O verdadeiro reconhecimento à imprensa não deve acontecer apenas uma vez por ano. Ele precisa estar presente no respeito à liberdade de expressão, no incentivo ao jornalismo sério, na valorização profissional e na compreensão de que uma sociedade informada é uma sociedade mais consciente e mais forte. O Dia da Imprensa deveria simbolizar não apenas homenagens simbólicas, mas a valorização permanente daqueles que dedicam suas vidas à missão de informar, esclarecer e transformar.
Porque a imprensa comprometida com a verdade não é inimiga do poder — ela é defensora dos interesses do povo.
No Dia da Imprensa, o que muitas vezes se vê são homenagens vazias, cerimônias carregadas de conveniência política e discursos ensaiados por aqueles que, durante o restante do ano, ignoram, atacam ou tentam controlar justamente os profissionais que dizem homenagear. Entregam-se certificados, placas e elogios seletivos aos veículos que silenciam críticas e reproduzem narrativas confortáveis ao poder, enquanto jornalistas independentes, comunicadores comunitários e profissionais que realmente incomodam seguem sendo marginalizados, pressionados e esquecidos.
A imprensa verdadeira nunca foi construída para agradar autoridades. Seu papel é questionar, investigar, denunciar e expor aquilo que muitos gostariam de esconder. Mas, infelizmente, em muitos lugares, o reconhecimento não é dado pela relevância do trabalho prestado à população, e sim pelo grau de alinhamento político, econômico ou ideológico de determinados veículos. Premia-se quem não incomoda. Ignora-se quem fiscaliza.
Existe uma contradição cruel nas homenagens do Dia da Imprensa: muitos dos que hoje discursam sobre “liberdade de informação” são os mesmos que fecham portas para perguntas difíceis, perseguem profissionais críticos, usam verbas públicas como instrumento de favorecimento e tentam transformar parte da imprensa em extensão de gabinetes políticos. Querem uma comunicação dócil, silenciosa e obediente — nunca uma imprensa livre de verdade.
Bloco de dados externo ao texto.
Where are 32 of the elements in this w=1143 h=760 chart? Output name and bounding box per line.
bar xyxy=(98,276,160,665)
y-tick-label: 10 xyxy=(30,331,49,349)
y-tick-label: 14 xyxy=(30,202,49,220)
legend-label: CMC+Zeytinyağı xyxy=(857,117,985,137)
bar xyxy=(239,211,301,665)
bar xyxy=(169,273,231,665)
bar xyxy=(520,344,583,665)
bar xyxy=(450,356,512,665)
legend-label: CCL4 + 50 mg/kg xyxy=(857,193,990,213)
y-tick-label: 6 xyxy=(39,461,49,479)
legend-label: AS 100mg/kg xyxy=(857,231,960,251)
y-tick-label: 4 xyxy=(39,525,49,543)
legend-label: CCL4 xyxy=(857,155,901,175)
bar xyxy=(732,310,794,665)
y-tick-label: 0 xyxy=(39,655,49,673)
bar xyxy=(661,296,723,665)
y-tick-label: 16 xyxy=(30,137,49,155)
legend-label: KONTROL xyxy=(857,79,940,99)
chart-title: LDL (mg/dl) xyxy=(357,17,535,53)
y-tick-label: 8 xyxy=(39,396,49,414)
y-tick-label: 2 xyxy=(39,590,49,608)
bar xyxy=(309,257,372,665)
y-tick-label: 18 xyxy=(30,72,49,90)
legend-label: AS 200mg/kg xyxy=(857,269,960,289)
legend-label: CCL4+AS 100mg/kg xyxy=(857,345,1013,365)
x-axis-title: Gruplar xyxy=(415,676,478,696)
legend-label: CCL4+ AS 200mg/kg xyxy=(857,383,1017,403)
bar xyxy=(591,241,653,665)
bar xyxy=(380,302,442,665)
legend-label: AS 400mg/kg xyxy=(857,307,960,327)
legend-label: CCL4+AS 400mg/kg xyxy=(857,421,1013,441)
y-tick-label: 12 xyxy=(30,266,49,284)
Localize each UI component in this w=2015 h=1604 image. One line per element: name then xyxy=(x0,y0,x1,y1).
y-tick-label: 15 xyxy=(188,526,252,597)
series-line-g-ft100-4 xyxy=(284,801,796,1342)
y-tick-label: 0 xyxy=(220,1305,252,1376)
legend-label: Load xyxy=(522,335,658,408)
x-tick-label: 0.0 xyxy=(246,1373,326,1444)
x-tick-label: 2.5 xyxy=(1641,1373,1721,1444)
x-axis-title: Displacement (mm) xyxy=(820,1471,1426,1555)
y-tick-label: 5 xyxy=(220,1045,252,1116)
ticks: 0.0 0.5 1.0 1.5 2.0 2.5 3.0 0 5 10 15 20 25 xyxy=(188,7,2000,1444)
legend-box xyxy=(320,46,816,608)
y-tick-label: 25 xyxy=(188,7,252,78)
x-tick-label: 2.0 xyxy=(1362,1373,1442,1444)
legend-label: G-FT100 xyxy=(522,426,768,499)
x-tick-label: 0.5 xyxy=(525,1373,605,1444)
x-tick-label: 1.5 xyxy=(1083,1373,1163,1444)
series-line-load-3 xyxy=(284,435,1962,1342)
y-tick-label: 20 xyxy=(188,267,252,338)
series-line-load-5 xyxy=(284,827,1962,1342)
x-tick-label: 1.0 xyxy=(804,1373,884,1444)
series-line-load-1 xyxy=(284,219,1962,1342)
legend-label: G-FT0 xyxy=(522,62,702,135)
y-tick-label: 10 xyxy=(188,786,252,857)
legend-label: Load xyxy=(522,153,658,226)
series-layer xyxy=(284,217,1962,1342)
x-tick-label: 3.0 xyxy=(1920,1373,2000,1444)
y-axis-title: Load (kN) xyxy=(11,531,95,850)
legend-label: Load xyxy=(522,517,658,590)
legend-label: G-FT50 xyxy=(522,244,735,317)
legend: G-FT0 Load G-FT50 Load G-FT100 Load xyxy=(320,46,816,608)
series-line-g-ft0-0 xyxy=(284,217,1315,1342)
Enquanto isso, os profissionais que estão diariamente nas ruas convivem com salários desvalorizados, jornadas desumanas, insegurança, ataques virtuais, ameaças físicas e um desgaste emocional permanente. São homens e mulheres que acompanham tragédias, denunciam corrupção, cobrem abandono social e muitas vezes arriscam a própria segurança para garantir à população o direito de saber o que realmente acontece. Ainda assim, seguem sendo tratados apenas como peça decorativa em eventos institucionais quando chega uma data comemorativa.
A sociedade também precisa refletir sobre seu papel. Muitos defendem a liberdade de imprensa apenas quando a notícia favorece suas próprias opiniões. Quando a informação incomoda, surgem ataques, tentativas de descredibilização e campanhas para desacreditar o jornalismo sério. Aos poucos, cria-se um ambiente perigoso, onde a mentira organizada ganha mais espaço do que a apuração responsável.
O Dia da Imprensa deveria ser um momento de autocrítica coletiva. Deveria servir para discutir a precarização da profissão, o uso político da comunicação, a dependência financeira de veículos em relação ao poder público e o avanço da desinformação como ferramenta de manipulação social. Mais do que homenagens superficiais, a imprensa precisa de respeito diário, independência e condições reais para exercer sua função sem medo, sem censura e sem amarras.
Porque uma imprensa que apenas elogia governos não informa — faz propaganda. Uma imprensa que teme denunciar injustiças não cumpre sua missão. E uma sociedade que aceita o silêncio da imprensa abre espaço para o abuso do poder, para a corrupção escondida e para o enfraquecimento da própria democracia.
Reconhecer a imprensa de verdade é aceitar que o jornalismo não nasceu para agradar autoridades, mas para incomodá-las quando necessário.